Genome-wide association study of REM sleep behavior disorder identifies polygenic risk and brain expression effects.
Krohn L., Heilbron K., Blauwendraat C., Reynolds RH., Yu E., Senkevich K., Rudakou U., Estiar MA., Gustavsson EK., Brolin K., Ruskey JA., Freeman K., Asayesh F., Chia R., Arnulf I., Hu MTM., Montplaisir JY., Gagnon J-F., Desautels A., Dauvilliers Y., Gigli GL., Valente M., Janes F., Bernardini A., Högl B., Stefani A., Ibrahim A., Šonka K., Kemlink D., Oertel W., Janzen A., Plazzi G., Biscarini F., Antelmi E., Figorilli M., Puligheddu M., Mollenhauer B., Trenkwalder C., Sixel-Döring F., Cochen De Cock V., Monaca CC., Heidbreder A., Ferini-Strambi L., Dijkstra F., Viaene M., Abril B., Boeve BF., 23andMe Research Team None., Scholz SW., Ryten M., Bandres-Ciga S., Noyce A., Cannon P., Pihlstrøm L., Nalls MA., Singleton AB., Rouleau GA., Postuma RB., Gan-Or Z.

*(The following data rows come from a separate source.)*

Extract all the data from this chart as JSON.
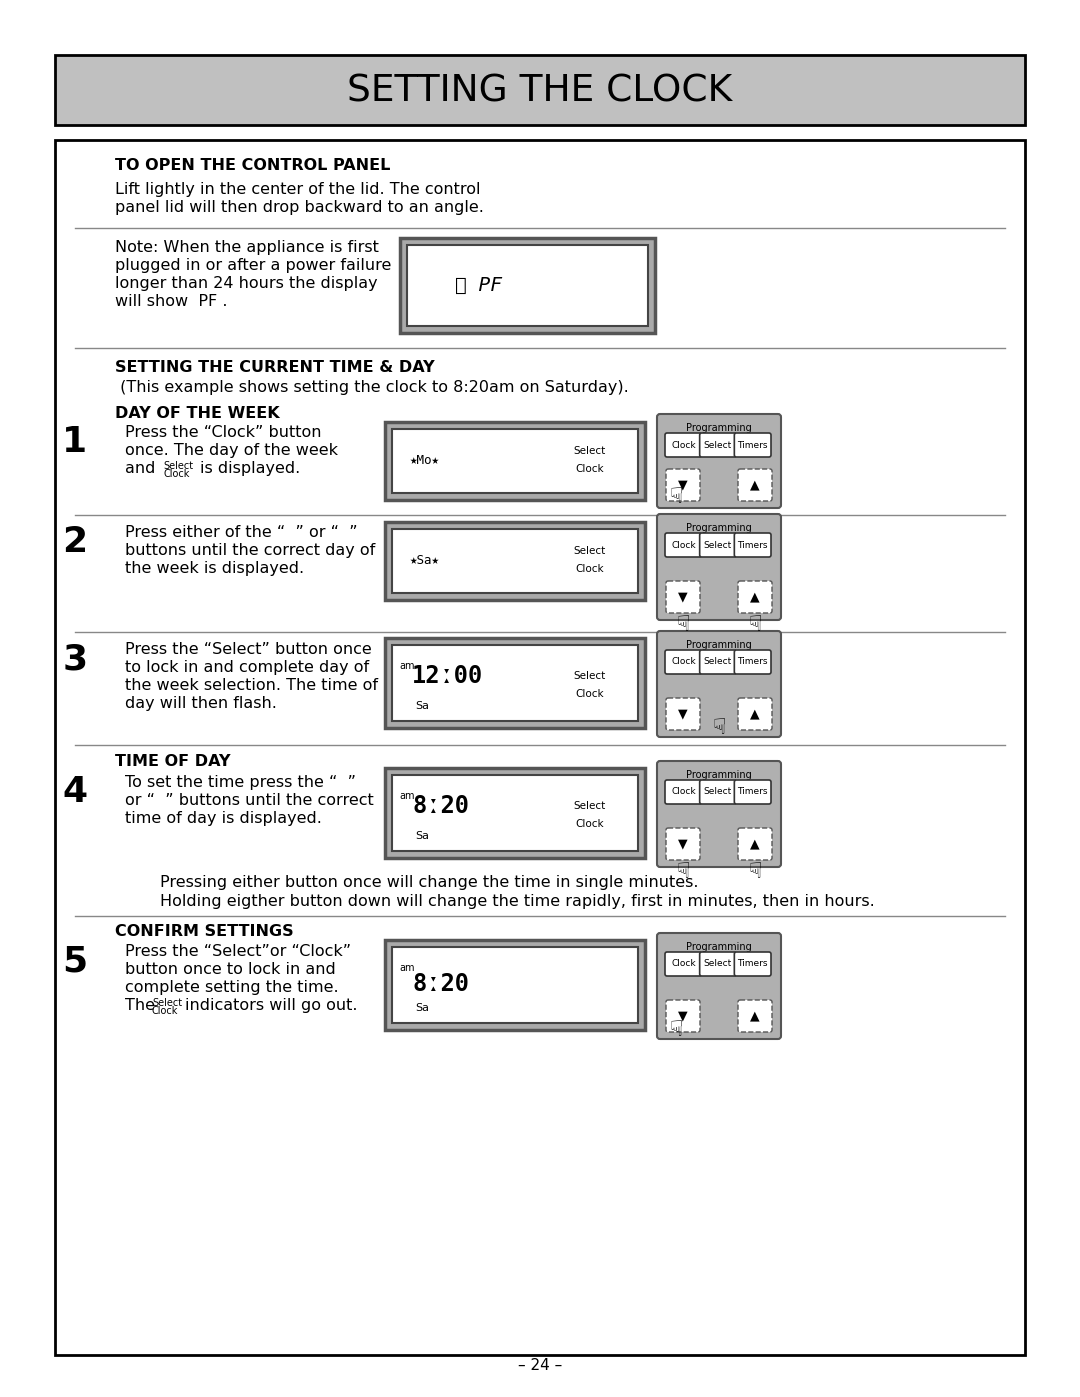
{
  "title": "SETTING THE CLOCK",
  "title_bg": "#c8c8c8",
  "page_bg": "#ffffff",
  "section1_header": "TO OPEN THE CONTROL PANEL",
  "section1_body1": "Lift lightly in the center of the lid. The control",
  "section1_body2": "panel lid will then drop backward to an angle.",
  "note_text1": "Note: When the appliance is first",
  "note_text2": "plugged in or after a power failure",
  "note_text3": "longer than 24 hours the display",
  "note_text4": "will show  PF .",
  "section2_header": "SETTING THE CURRENT TIME & DAY",
  "section2_sub": " (This example shows setting the clock to 8:20am on Saturday).",
  "dow_header": "DAY OF THE WEEK",
  "step1_num": "1",
  "step2_num": "2",
  "step3_num": "3",
  "step4_num": "4",
  "step5_num": "5",
  "step1_line1": "Press the “Clock” button",
  "step1_line2": "once. The day of the week",
  "step1_line3": "and",
  "step1_line3b": "is displayed.",
  "step1_sel1": "Select",
  "step1_sel2": "Clock",
  "step2_line1": "Press either of the “  ” or “  ”",
  "step2_line2": "buttons until the correct day of",
  "step2_line3": "the week is displayed.",
  "step3_line1": "Press the “Select” button once",
  "step3_line2": "to lock in and complete day of",
  "step3_line3": "the week selection. The time of",
  "step3_line4": "day will then flash.",
  "tod_header": "TIME OF DAY",
  "step4_line1": "To set the time press the “  ”",
  "step4_line2": "or “  ” buttons until the correct",
  "step4_line3": "time of day is displayed.",
  "step4_note1": "Pressing either button once will change the time in single minutes.",
  "step4_note2": "Holding eigther button down will change the time rapidly, first in minutes, then in hours.",
  "confirm_header": "CONFIRM SETTINGS",
  "step5_line1": "Press the “Select”or “Clock”",
  "step5_line2": "button once to lock in and",
  "step5_line3": "complete setting the time.",
  "step5_line4": "The",
  "step5_line4b": "indicators will go out.",
  "step5_sel1": "Select",
  "step5_sel2": "Clock",
  "page_num": "– 24 –",
  "gray_title": "#c0c0c0",
  "gray_panel": "#b8b8b8",
  "gray_display_outer": "#999999",
  "gray_light": "#d0d0d0",
  "font_main": 11.5
}
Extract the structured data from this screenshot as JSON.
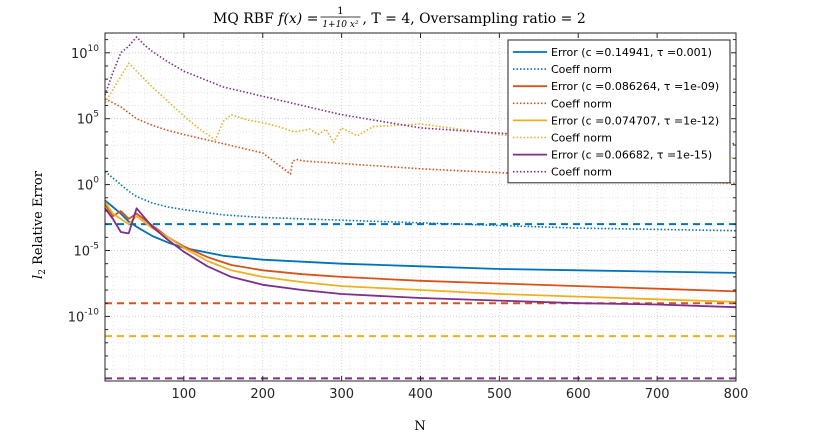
{
  "chart_data": {
    "type": "line",
    "title": "MQ RBF f(x) = 1/(1+10x²), T = 4, Oversampling ratio = 2",
    "title_parts": {
      "prefix": "MQ RBF ",
      "fx": "f(x) = ",
      "frac_num": "1",
      "frac_den": "1+10 x²",
      "suffix": ", T = 4, Oversampling ratio = 2"
    },
    "xlabel": "N",
    "ylabel": "l2 Relative Error",
    "ylabel_parts": {
      "l": "l",
      "sub": "2",
      "rest": " Relative Error"
    },
    "xscale": "linear",
    "yscale": "log",
    "xlim": [
      0,
      800
    ],
    "ylim_log10": [
      -14.9,
      11.5
    ],
    "xticks": [
      100,
      200,
      300,
      400,
      500,
      600,
      700,
      800
    ],
    "yticks": [
      {
        "exp": 10,
        "label_base": "10",
        "label_exp": "10"
      },
      {
        "exp": 5,
        "label_base": "10",
        "label_exp": "5"
      },
      {
        "exp": 0,
        "label_base": "10",
        "label_exp": "0"
      },
      {
        "exp": -5,
        "label_base": "10",
        "label_exp": "-5"
      },
      {
        "exp": -10,
        "label_base": "10",
        "label_exp": "-10"
      }
    ],
    "grid": true,
    "legend_position": "top-right",
    "series": [
      {
        "name": "Error (c =0.14941, τ =0.001)",
        "kind": "error",
        "color": "#0072BD",
        "x": [
          0,
          10,
          20,
          30,
          40,
          60,
          80,
          100,
          150,
          200,
          300,
          400,
          500,
          600,
          700,
          800
        ],
        "log10_y": [
          -1.2,
          -1.7,
          -2.2,
          -2.8,
          -3.2,
          -3.9,
          -4.4,
          -4.8,
          -5.4,
          -5.7,
          -6.0,
          -6.2,
          -6.4,
          -6.5,
          -6.6,
          -6.7
        ],
        "threshold_log10": -3.0
      },
      {
        "name": "Coeff norm",
        "kind": "coeff",
        "color": "#0072BD",
        "x": [
          0,
          10,
          20,
          30,
          40,
          60,
          80,
          100,
          150,
          200,
          300,
          400,
          500,
          600,
          700,
          800
        ],
        "log10_y": [
          1.0,
          0.5,
          0.0,
          -0.5,
          -0.9,
          -1.4,
          -1.7,
          -1.9,
          -2.3,
          -2.5,
          -2.7,
          -2.9,
          -3.1,
          -3.3,
          -3.4,
          -3.5
        ]
      },
      {
        "name": "Error (c =0.086264, τ =1e-09)",
        "kind": "error",
        "color": "#D95319",
        "x": [
          0,
          10,
          20,
          30,
          40,
          60,
          80,
          100,
          130,
          160,
          200,
          250,
          300,
          400,
          500,
          600,
          700,
          800
        ],
        "log10_y": [
          -1.5,
          -2.4,
          -2.0,
          -2.6,
          -2.2,
          -3.1,
          -4.0,
          -4.7,
          -5.5,
          -6.1,
          -6.5,
          -6.8,
          -7.0,
          -7.3,
          -7.5,
          -7.7,
          -7.9,
          -8.1
        ],
        "threshold_log10": -9.0
      },
      {
        "name": "Coeff norm",
        "kind": "coeff",
        "color": "#D95319",
        "x": [
          0,
          20,
          40,
          60,
          80,
          100,
          150,
          200,
          235,
          238,
          245,
          250,
          300,
          400,
          500,
          600,
          700,
          800
        ],
        "log10_y": [
          6.5,
          5.9,
          5.0,
          4.5,
          4.1,
          3.8,
          3.1,
          2.4,
          0.8,
          1.8,
          1.9,
          1.8,
          1.6,
          1.2,
          0.9,
          0.6,
          0.3,
          0.1
        ]
      },
      {
        "name": "Error (c =0.074707, τ =1e-12)",
        "kind": "error",
        "color": "#EDB120",
        "x": [
          0,
          10,
          20,
          30,
          40,
          60,
          80,
          100,
          130,
          160,
          200,
          250,
          300,
          400,
          500,
          600,
          700,
          800
        ],
        "log10_y": [
          -1.3,
          -2.2,
          -2.6,
          -3.0,
          -2.4,
          -3.3,
          -4.0,
          -4.8,
          -5.8,
          -6.5,
          -7.0,
          -7.4,
          -7.7,
          -8.0,
          -8.3,
          -8.5,
          -8.7,
          -8.9
        ],
        "threshold_log10": -11.5
      },
      {
        "name": "Coeff norm",
        "kind": "coeff",
        "color": "#EDB120",
        "x": [
          0,
          10,
          20,
          30,
          40,
          50,
          60,
          80,
          100,
          120,
          140,
          150,
          160,
          180,
          200,
          220,
          240,
          260,
          270,
          280,
          290,
          300,
          320,
          340,
          400,
          500,
          600,
          700,
          800
        ],
        "log10_y": [
          6.2,
          7.2,
          8.2,
          9.2,
          8.6,
          8.0,
          7.4,
          6.3,
          5.2,
          4.2,
          3.4,
          4.8,
          5.3,
          4.9,
          4.7,
          4.4,
          4.0,
          4.2,
          3.8,
          4.2,
          3.2,
          4.3,
          3.7,
          4.4,
          4.6,
          3.8,
          3.2,
          2.6,
          2.0
        ]
      },
      {
        "name": "Error (c =0.06682, τ =1e-15)",
        "kind": "error",
        "color": "#7E2F8E",
        "x": [
          0,
          10,
          20,
          30,
          40,
          60,
          80,
          100,
          130,
          160,
          200,
          250,
          300,
          400,
          500,
          600,
          700,
          800
        ],
        "log10_y": [
          -1.8,
          -2.6,
          -3.6,
          -3.7,
          -1.8,
          -3.2,
          -4.2,
          -5.1,
          -6.2,
          -7.0,
          -7.6,
          -8.0,
          -8.3,
          -8.6,
          -8.8,
          -9.0,
          -9.1,
          -9.3
        ],
        "threshold_log10": -14.7
      },
      {
        "name": "Coeff norm",
        "kind": "coeff",
        "color": "#7E2F8E",
        "x": [
          0,
          10,
          20,
          30,
          40,
          50,
          60,
          80,
          100,
          150,
          200,
          300,
          400,
          500,
          600,
          700,
          800
        ],
        "log10_y": [
          6.8,
          8.5,
          10.0,
          10.5,
          11.2,
          10.6,
          10.1,
          9.3,
          8.6,
          7.4,
          6.7,
          5.3,
          4.3,
          3.9,
          3.6,
          3.3,
          3.1
        ]
      }
    ]
  }
}
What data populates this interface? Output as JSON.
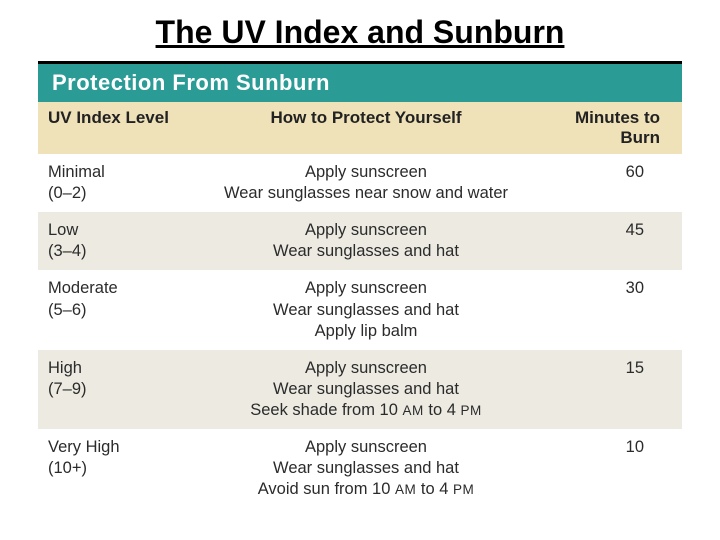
{
  "title": "The UV Index and Sunburn",
  "banner": "Protection From Sunburn",
  "headers": {
    "level": "UV Index Level",
    "protect": "How to Protect Yourself",
    "minutes": "Minutes to Burn"
  },
  "rows": [
    {
      "striped": false,
      "level_name": "Minimal",
      "level_range": "(0–2)",
      "protect_lines": [
        "Apply sunscreen",
        "Wear sunglasses near snow and water"
      ],
      "minutes": "60"
    },
    {
      "striped": true,
      "level_name": "Low",
      "level_range": "(3–4)",
      "protect_lines": [
        "Apply sunscreen",
        "Wear sunglasses and hat"
      ],
      "minutes": "45"
    },
    {
      "striped": false,
      "level_name": "Moderate",
      "level_range": "(5–6)",
      "protect_lines": [
        "Apply sunscreen",
        "Wear sunglasses and hat",
        "Apply lip balm"
      ],
      "minutes": "30"
    },
    {
      "striped": true,
      "level_name": "High",
      "level_range": "(7–9)",
      "protect_lines": [
        "Apply sunscreen",
        "Wear sunglasses and hat",
        "Seek shade from 10 AM to 4 PM"
      ],
      "minutes": "15"
    },
    {
      "striped": false,
      "level_name": "Very High",
      "level_range": "(10+)",
      "protect_lines": [
        "Apply sunscreen",
        "Wear sunglasses and hat",
        "Avoid sun from 10 AM to 4 PM"
      ],
      "minutes": "10"
    }
  ],
  "colors": {
    "banner_bg": "#2b9b96",
    "header_bg": "#efe1b8",
    "stripe_bg": "#eceae1",
    "text": "#2b2b2b"
  }
}
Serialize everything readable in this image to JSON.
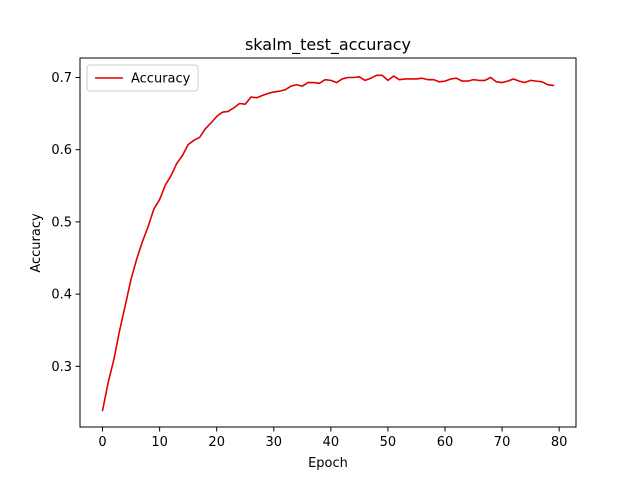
{
  "colors": {
    "line": "#e00000",
    "axis": "#000000",
    "background": "#ffffff"
  },
  "chart_data": {
    "type": "line",
    "title": "skalm_test_accuracy",
    "xlabel": "Epoch",
    "ylabel": "Accuracy",
    "xlim": [
      -3.95,
      82.95
    ],
    "ylim": [
      0.216,
      0.727
    ],
    "xticks": [
      0,
      10,
      20,
      30,
      40,
      50,
      60,
      70,
      80
    ],
    "xtick_labels": [
      "0",
      "10",
      "20",
      "30",
      "40",
      "50",
      "60",
      "70",
      "80"
    ],
    "yticks": [
      0.3,
      0.4,
      0.5,
      0.6,
      0.7
    ],
    "ytick_labels": [
      "0.3",
      "0.4",
      "0.5",
      "0.6",
      "0.7"
    ],
    "grid": false,
    "legend": {
      "position": "top-left",
      "entries": [
        "Accuracy"
      ]
    },
    "series": [
      {
        "name": "Accuracy",
        "color": "#e00000",
        "x": [
          0,
          1,
          2,
          3,
          4,
          5,
          6,
          7,
          8,
          9,
          10,
          11,
          12,
          13,
          14,
          15,
          16,
          17,
          18,
          19,
          20,
          21,
          22,
          23,
          24,
          25,
          26,
          27,
          28,
          29,
          30,
          31,
          32,
          33,
          34,
          35,
          36,
          37,
          38,
          39,
          40,
          41,
          42,
          43,
          44,
          45,
          46,
          47,
          48,
          49,
          50,
          51,
          52,
          53,
          54,
          55,
          56,
          57,
          58,
          59,
          60,
          61,
          62,
          63,
          64,
          65,
          66,
          67,
          68,
          69,
          70,
          71,
          72,
          73,
          74,
          75,
          76,
          77,
          78,
          79
        ],
        "y": [
          0.239,
          0.278,
          0.31,
          0.35,
          0.385,
          0.421,
          0.449,
          0.473,
          0.494,
          0.518,
          0.531,
          0.551,
          0.564,
          0.581,
          0.592,
          0.607,
          0.613,
          0.617,
          0.629,
          0.637,
          0.646,
          0.652,
          0.653,
          0.658,
          0.664,
          0.663,
          0.673,
          0.672,
          0.675,
          0.678,
          0.68,
          0.681,
          0.683,
          0.688,
          0.69,
          0.688,
          0.693,
          0.693,
          0.692,
          0.697,
          0.696,
          0.693,
          0.698,
          0.7,
          0.7,
          0.701,
          0.696,
          0.699,
          0.703,
          0.703,
          0.696,
          0.702,
          0.697,
          0.698,
          0.698,
          0.698,
          0.699,
          0.697,
          0.697,
          0.694,
          0.695,
          0.698,
          0.699,
          0.695,
          0.695,
          0.697,
          0.696,
          0.696,
          0.7,
          0.694,
          0.693,
          0.695,
          0.698,
          0.695,
          0.693,
          0.696,
          0.695,
          0.694,
          0.69,
          0.689
        ]
      }
    ]
  }
}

Rapid-eye movement (REM) sleep behavior disorder (RBD), enactment of dreams during REM sleep, is an early clinical symptom of alpha-synucleinopathies and defines a more severe subtype. The genetic background of RBD and its underlying mechanisms are not well understood. Here, we perform a genome-wide association study of RBD, identifying five RBD risk loci near SNCA, GBA, TMEM175, INPP5F, and SCARB2. Expression analyses highlight SNCA-AS1 and potentially SCARB2 differential expression in different brain regions in RBD, with SNCA-AS1 further supported by colocalization analyses. Polygenic risk score, pathway analysis, and genetic correlations provide further insights into RBD genetics, highlighting RBD as a unique alpha-synucleinopathy subpopulation that will allow future early intervention.